Furthermore, Carrizo banks on its Eagle Ford shale that has good long-term prospects. It has about 83,200 net acres at the Eagle Ford shale. Its Eagle Ford shale is capable enough to generate profit even at the current oil price level. Its oil falls under Brent oil category that is currently being traded at $55 per barrels. Moreover, it is seeing improvement in the completion and drilling activities across its shale plays that should lead to better costs structure for Carrizo and enhance its bottom line performance this year. It has reduced drilling and completion costs at Eagle Ford shale by more than 19% so far this year.
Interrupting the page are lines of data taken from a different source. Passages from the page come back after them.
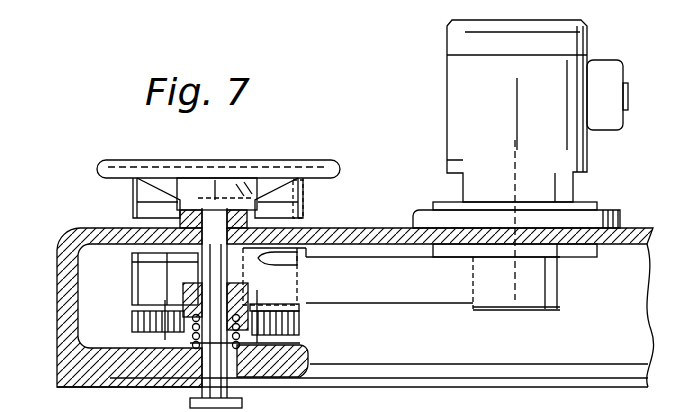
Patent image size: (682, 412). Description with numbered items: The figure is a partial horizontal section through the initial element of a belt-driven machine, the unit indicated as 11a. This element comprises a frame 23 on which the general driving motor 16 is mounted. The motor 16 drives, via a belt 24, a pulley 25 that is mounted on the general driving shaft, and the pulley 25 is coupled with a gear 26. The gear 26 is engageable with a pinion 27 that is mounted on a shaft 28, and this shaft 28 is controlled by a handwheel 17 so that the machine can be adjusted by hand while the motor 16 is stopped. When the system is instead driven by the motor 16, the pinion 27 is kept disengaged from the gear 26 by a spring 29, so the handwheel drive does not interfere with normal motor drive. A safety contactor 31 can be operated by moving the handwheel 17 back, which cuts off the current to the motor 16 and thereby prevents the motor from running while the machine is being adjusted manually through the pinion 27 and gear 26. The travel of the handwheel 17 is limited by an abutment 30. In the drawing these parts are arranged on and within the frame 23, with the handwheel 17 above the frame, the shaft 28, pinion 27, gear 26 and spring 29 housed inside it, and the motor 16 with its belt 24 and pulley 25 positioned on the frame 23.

The spindle unit base 11a is at (432, 134).
The general driving motor 16 is at (563, 70).
The handwheel 17 is at (311, 163).
The frame 23 is at (83, 230).
The belt 24 is at (432, 292).
The pulley 25 is at (133, 303).
The gear 26 is at (300, 320).
The pinion 27 is at (132, 323).
The shaft 28 is at (222, 274).
The spring 29 is at (237, 337).
The abutment 30 is at (243, 404).
The safety contactor 31 is at (295, 263).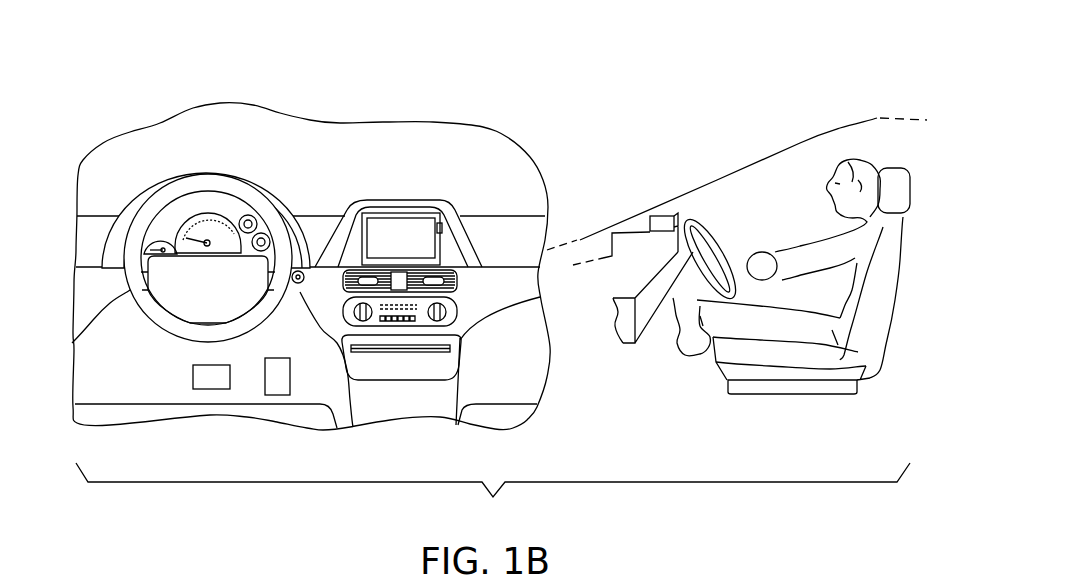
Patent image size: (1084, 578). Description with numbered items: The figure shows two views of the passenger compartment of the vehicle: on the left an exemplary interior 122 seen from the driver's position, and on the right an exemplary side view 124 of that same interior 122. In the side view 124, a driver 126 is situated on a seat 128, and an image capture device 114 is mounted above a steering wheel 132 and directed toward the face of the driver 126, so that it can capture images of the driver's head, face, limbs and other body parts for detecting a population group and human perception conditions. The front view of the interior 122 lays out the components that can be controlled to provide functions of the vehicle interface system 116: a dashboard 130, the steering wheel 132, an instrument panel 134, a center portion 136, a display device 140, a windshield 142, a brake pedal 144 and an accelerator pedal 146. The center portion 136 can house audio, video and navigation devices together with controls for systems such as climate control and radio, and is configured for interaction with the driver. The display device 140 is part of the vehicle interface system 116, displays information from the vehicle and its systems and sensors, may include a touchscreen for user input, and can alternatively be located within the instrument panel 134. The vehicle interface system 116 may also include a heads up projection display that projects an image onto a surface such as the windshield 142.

The image capture device 114 is at (668, 216).
The vehicle interface system 116 is at (443, 198).
The interior 122 is at (528, 133).
The side view 124 is at (907, 97).
The driver 126 is at (870, 163).
The seat 128 is at (890, 330).
The dashboard 130 is at (318, 226).
The steering wheel 132 is at (178, 188).
The instrument panel 134 is at (210, 222).
The center portion 136 is at (341, 290).
The display device 140 is at (397, 213).
The windshield 142 is at (287, 155).
The brake pedal 144 is at (193, 372).
The accelerator pedal 146 is at (290, 377).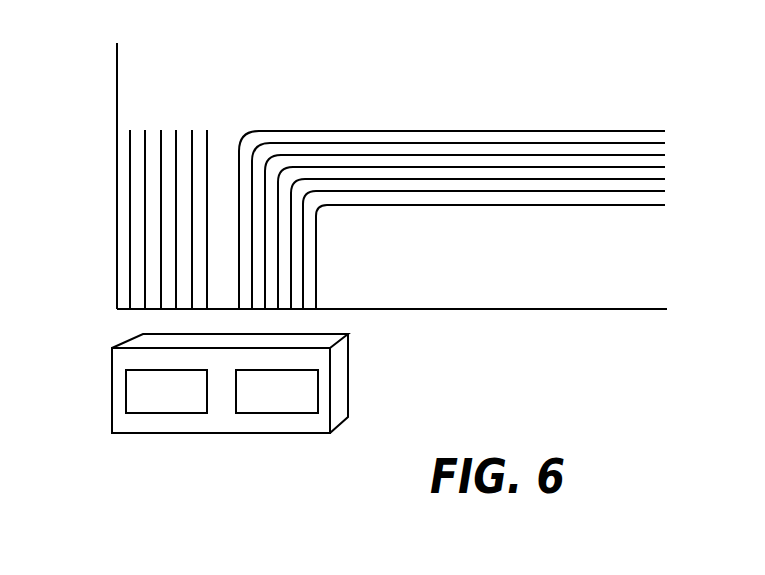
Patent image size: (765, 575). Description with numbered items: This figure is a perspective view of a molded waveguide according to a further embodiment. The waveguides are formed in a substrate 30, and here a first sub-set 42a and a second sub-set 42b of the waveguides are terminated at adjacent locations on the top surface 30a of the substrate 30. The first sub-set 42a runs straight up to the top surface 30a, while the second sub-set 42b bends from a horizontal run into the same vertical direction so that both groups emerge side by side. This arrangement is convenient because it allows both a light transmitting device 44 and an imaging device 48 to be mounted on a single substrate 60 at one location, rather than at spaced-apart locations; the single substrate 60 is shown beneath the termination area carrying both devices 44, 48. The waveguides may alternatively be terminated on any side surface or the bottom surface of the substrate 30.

Apart from the Eagle Ford shale, the company plans to plans to develop its Utica Shale in 2016. It is at present working at the groundwork to ramp up its activities in 2016 with better crude oil price. It has drilled 3 gross operated wells and completed 1 gross at this resource. It is really encouraged with its Brown 1H well in Guernsey Country that is producing great oil. This well has average run rate of 500Bbls/d of condensate for the first 17 days in the first-quarter 2015.

Conclusion

Carrizo is executing various initiatives such as cutting down its costs through reducing its cycle days and lowering its capital expenditure. This should release more funds for Carrizo to pay off its rising debt. Moreover, it promises robust oil production in the future that should add growth to its top as well as bottom line in the future. So, Carrizo Oil & Gas does offer a good platform for investment in the long-run. Its short term pains of minimizing operating costs and capital expenditure will enable the company to reap the fruits in the future, when oil and natural gas prices take a u turn.